• U.S.

Songs: Dolly’s My Sunflower

2 minute read
TIME

Everywhere you go, it’s Hello, Dolly! Everybody is doing it: modern jazz groups, Dixieland groups, dance bands. Paul Anka, Frank Sinatra, Peter Nero, Al Hirt, Benny Goodman, Andy Williams, Steve Lawrence, Andre Kostelanetz. “I guess there hasn’t been a big hit like this since Star Dust,” says Manhattan Disk Jockey William B. Williams.

Jerry Herman originally wrote it just as a production number to get Carol Channing onstage in the second act of his Broadway musical. Then Louis Armstrong’s recording hit the counters. Typically, Satchmo gave it a rasping rhythm and lowdown authority—qualities it never had in the original—and his single recording knocked the Beatles right off the top of the bestselling lists. Both Republicans and Democrats wanted to cash in on the song’s popularity, but Dolly Producer David Merrick, a loyal Democrat, gave the tune exclusively to Johnson for Hello, Lyndon! and threatened to sue Barry Goldwater if he dared use it.

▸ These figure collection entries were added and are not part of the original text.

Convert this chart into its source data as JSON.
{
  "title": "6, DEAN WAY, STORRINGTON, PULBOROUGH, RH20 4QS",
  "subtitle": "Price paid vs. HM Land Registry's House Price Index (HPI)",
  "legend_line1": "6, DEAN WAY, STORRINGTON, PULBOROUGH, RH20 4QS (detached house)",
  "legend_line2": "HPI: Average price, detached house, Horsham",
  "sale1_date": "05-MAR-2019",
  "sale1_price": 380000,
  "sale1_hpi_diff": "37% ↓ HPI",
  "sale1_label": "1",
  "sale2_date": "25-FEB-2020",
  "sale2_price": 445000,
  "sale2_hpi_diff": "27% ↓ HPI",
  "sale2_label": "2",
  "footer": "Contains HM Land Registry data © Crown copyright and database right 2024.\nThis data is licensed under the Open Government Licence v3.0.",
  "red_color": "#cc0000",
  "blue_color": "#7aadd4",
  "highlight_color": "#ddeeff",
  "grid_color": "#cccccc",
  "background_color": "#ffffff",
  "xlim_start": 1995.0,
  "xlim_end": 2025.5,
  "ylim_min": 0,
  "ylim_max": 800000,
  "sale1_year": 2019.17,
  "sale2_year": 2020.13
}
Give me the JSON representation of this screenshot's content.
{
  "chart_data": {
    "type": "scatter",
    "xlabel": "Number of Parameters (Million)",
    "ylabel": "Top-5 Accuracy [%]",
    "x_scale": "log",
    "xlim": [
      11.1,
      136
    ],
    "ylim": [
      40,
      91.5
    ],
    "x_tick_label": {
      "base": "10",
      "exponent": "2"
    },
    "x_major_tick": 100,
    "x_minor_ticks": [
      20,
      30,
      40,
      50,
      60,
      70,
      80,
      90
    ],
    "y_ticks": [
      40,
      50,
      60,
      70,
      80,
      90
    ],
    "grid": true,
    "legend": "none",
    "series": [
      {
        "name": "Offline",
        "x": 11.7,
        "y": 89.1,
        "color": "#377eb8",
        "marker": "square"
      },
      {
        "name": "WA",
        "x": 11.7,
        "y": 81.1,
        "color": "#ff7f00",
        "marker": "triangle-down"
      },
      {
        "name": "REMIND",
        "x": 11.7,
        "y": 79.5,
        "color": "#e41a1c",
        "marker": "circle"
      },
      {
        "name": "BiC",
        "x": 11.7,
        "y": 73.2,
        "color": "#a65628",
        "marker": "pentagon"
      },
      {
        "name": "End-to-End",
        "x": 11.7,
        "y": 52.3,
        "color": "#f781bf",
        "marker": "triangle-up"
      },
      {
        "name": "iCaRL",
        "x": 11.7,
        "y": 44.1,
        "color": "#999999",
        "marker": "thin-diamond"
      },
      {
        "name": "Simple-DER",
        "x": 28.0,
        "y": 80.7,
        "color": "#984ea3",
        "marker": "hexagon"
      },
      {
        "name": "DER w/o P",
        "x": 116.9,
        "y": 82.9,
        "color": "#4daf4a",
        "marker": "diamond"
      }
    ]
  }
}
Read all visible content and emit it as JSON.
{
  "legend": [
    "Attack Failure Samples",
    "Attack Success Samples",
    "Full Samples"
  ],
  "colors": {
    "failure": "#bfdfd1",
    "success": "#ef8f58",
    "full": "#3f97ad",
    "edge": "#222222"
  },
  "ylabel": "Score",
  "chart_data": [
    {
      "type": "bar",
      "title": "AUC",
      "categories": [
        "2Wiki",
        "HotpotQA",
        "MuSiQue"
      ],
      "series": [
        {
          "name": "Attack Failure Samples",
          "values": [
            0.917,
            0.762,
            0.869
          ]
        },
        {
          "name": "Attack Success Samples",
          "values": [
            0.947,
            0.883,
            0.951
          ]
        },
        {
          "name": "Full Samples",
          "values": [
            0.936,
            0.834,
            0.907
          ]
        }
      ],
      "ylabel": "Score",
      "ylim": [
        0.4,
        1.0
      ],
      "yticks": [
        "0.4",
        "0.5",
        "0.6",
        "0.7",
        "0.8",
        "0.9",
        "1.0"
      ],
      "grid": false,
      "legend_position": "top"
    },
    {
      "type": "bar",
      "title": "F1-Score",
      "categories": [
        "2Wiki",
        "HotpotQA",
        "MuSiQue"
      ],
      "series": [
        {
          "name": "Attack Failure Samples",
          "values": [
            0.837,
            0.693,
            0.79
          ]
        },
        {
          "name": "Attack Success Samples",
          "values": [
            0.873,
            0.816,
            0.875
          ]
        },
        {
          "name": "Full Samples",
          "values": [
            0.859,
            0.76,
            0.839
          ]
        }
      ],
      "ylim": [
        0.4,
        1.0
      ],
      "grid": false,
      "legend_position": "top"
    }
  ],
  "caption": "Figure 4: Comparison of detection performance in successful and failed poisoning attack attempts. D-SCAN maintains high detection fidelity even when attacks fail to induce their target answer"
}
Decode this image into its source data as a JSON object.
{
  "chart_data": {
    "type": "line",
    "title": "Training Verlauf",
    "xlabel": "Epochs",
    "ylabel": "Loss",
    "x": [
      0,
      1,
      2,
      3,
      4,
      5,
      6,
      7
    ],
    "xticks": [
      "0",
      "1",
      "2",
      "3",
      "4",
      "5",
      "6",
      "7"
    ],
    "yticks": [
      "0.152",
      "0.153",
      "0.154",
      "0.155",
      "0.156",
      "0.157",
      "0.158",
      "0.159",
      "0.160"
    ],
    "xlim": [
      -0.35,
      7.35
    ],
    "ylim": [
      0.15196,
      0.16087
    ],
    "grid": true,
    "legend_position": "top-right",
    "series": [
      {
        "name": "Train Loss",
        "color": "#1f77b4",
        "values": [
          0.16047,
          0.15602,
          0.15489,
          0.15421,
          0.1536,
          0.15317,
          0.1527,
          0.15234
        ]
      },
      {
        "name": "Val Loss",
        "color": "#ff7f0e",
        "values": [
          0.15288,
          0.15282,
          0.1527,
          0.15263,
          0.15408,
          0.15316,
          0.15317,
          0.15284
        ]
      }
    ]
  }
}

Now Los Angeles Composer Mack David says Dolly is his and Herman is a pirate. Dolly, he charges, is really the Sunflower song, which he wrote in 1948, and his publisher is ready to sue Herman for copyright infringement. The beginning of the refrain, “Hello, Dolly, well, hello, Dolly, it’s so . . .” is identical, says the publisher, with “She’s a sunflower, she’s my sunflower.” Herman concedes this, but points out that after the first notes “the songs take off in different directions.” Whether she’s Herman’s Dolly or David’s Sunflower, she’s still glowing, crowing, going strong.